Now Monturiol designed a second submarine, the Ictineo II, that was larger and capable of reef exploration and other difficult underwater tasks. The large ship was too slow when propelled by a hand crank, so Monturiol designed to install a steam engine. He devised an ingenious method of combining zinc, manganese dioxide, and potassium chlorate for  a reaction that gave off enough heat to fire the boiler and produced oxygen as a by-product. This was the first modern submarine. The Ictineo II was tested successfully and demonstrated to be a capable vessel.

Ictineo II ready for launch (Barcelona Maritime Museum)

But Monturiol had exhausted the cash that he could raise from his friends and sought major investment. He tried to float a stock issue and to interest the Spanish government in a warship, the Ictineo III, which would have a crew of 250 and was armed with a huge ram. This ship never got off the drawing board. In 1869, the Ictineo II was seized by Monturiol’s creditors. The only part of the ship they thought of value was its steam engine, so they tore the vessel apart to get at the engine. One creditor hung the Ictineo‘s portholes in his bathroom

Monturiol built no more submarines but he invented a great many other items. The only one that brought any money to his family was a cigarette-rolling machine and even the proceeds from that device were largely stolen from him. Like many creative geniuses, he was unable to translate his work into money. “I don’t know how to do business, nor do I know how to win men over so that they will come to my aid,” he said. One Monturiol invention that was never funded was a sewing machine, a device that might have made him a fortune.

Monturiol Memorial in Barcelona (via

Even so, Monturiol was a man much admired in Catalonia. Songs and poems were written about him and his work and people were proud that he was Catalan. In 1873, during a brief republican period, Monturiol was elected as the Catalan deputy to the national assembly. On arriving in Madrid, Monturiol discovered that the new government was facing problems turning out stamps. There was no way to dry the glue on the back and drying machines would take months to procure. Monturiol sat down with the press workers and quickly they devised a device to dry the sheets of gummed stamp paper. The First Republic soon fell, however, and the monarchy was restored. 
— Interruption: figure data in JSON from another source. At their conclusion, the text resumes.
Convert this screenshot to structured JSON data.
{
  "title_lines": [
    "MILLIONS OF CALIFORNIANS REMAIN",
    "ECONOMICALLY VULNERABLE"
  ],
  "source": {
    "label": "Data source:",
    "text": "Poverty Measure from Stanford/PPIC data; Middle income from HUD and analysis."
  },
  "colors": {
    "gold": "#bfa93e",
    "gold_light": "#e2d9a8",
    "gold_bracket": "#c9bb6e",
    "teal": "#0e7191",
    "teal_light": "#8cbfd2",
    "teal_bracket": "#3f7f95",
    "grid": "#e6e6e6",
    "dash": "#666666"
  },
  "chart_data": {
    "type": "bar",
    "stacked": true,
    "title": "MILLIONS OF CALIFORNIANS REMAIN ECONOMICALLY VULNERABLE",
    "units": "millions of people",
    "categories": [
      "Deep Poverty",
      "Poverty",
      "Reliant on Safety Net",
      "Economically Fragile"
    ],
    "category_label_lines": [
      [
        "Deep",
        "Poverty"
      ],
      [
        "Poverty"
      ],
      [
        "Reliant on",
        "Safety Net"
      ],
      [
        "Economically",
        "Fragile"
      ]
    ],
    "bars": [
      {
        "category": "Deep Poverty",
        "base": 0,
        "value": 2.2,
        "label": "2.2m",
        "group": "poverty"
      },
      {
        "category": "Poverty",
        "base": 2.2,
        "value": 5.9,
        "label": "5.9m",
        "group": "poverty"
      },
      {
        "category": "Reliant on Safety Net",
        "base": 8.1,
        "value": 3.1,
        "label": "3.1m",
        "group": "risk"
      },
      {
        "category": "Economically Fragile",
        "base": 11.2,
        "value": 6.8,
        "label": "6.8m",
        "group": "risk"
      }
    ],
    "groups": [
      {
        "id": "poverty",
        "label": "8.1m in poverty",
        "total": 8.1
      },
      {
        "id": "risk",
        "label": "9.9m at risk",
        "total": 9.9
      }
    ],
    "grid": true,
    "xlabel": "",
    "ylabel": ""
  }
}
By 1880, Monturial was reduced to earning a pittance as a clerk. He continued to be involved in large projects, though, such as a scheme to divert water from the Ter River to Barcelona. He died in 1885. Monturial’s friends and political allies announced an event to pay homage to Catalonia’s greatest inventor. The monarchy tried to ban the public event but it was held anyway, a week later. Four years after Monturiol’s death, Spanish naval officials came to understand the value of his submarines and, guided by his designs, built a new vessel that was propelled by electricity. Now the government decided to rehabilitate Monturiol’s memory and he was named a national hero, and is so thought of today. A film about Monturiol was made in 1993 that used replicas of Ictineo I and II. These now are displayed near Barcelona’s harbor.
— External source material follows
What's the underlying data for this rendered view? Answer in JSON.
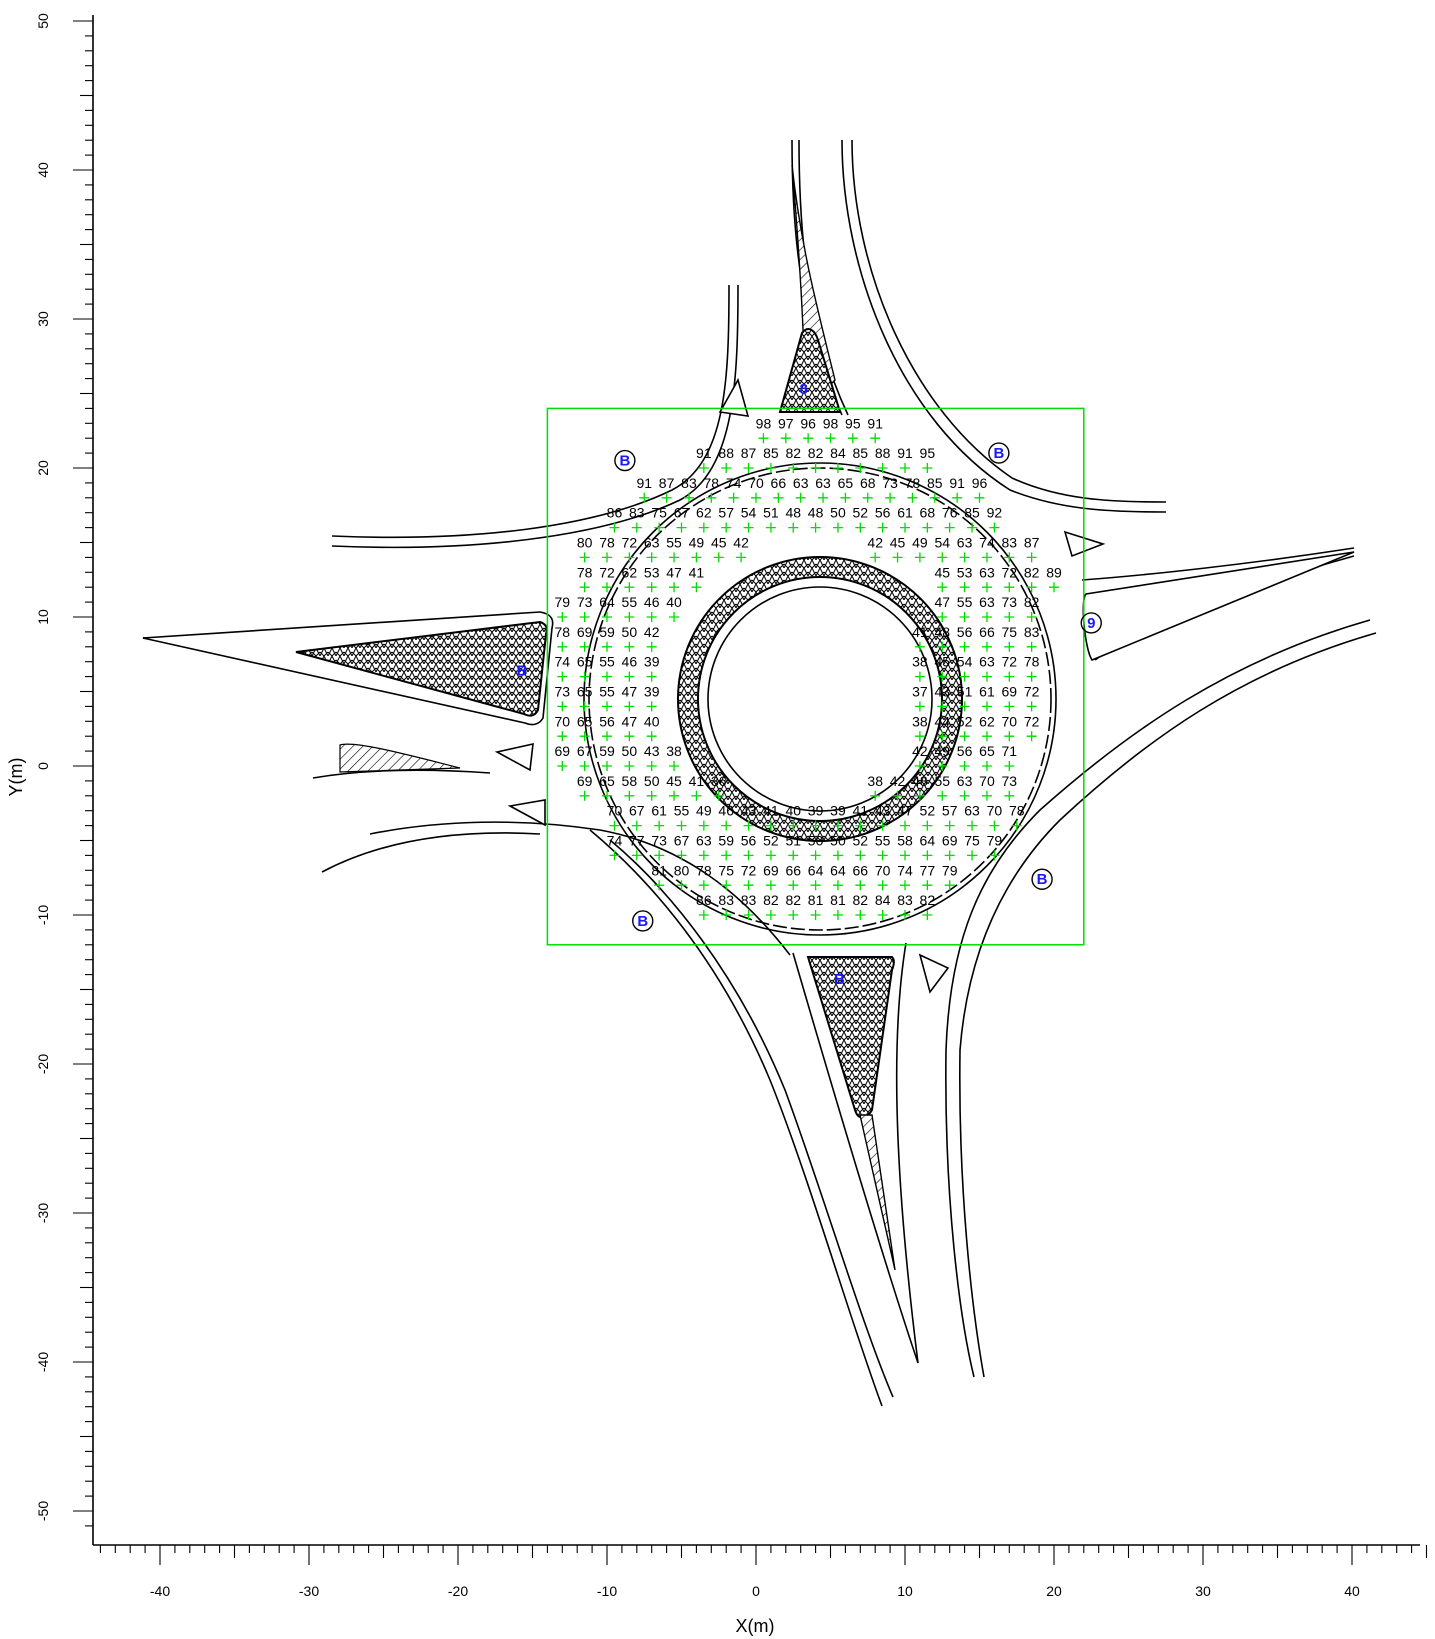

Matthew Stewart’s Monturiol’s Dream: The Extraordinary Story of the Submarine Inventor Who Wanted to Save the World is hard to find. (A Spanish version may be easier to locate). Two important sources for this article are: an interview with Matthew Stewart about his book and a long article produced by the Technical Institue of Barcelona in 2009, named by the Spanish government as The Year of Monturiol.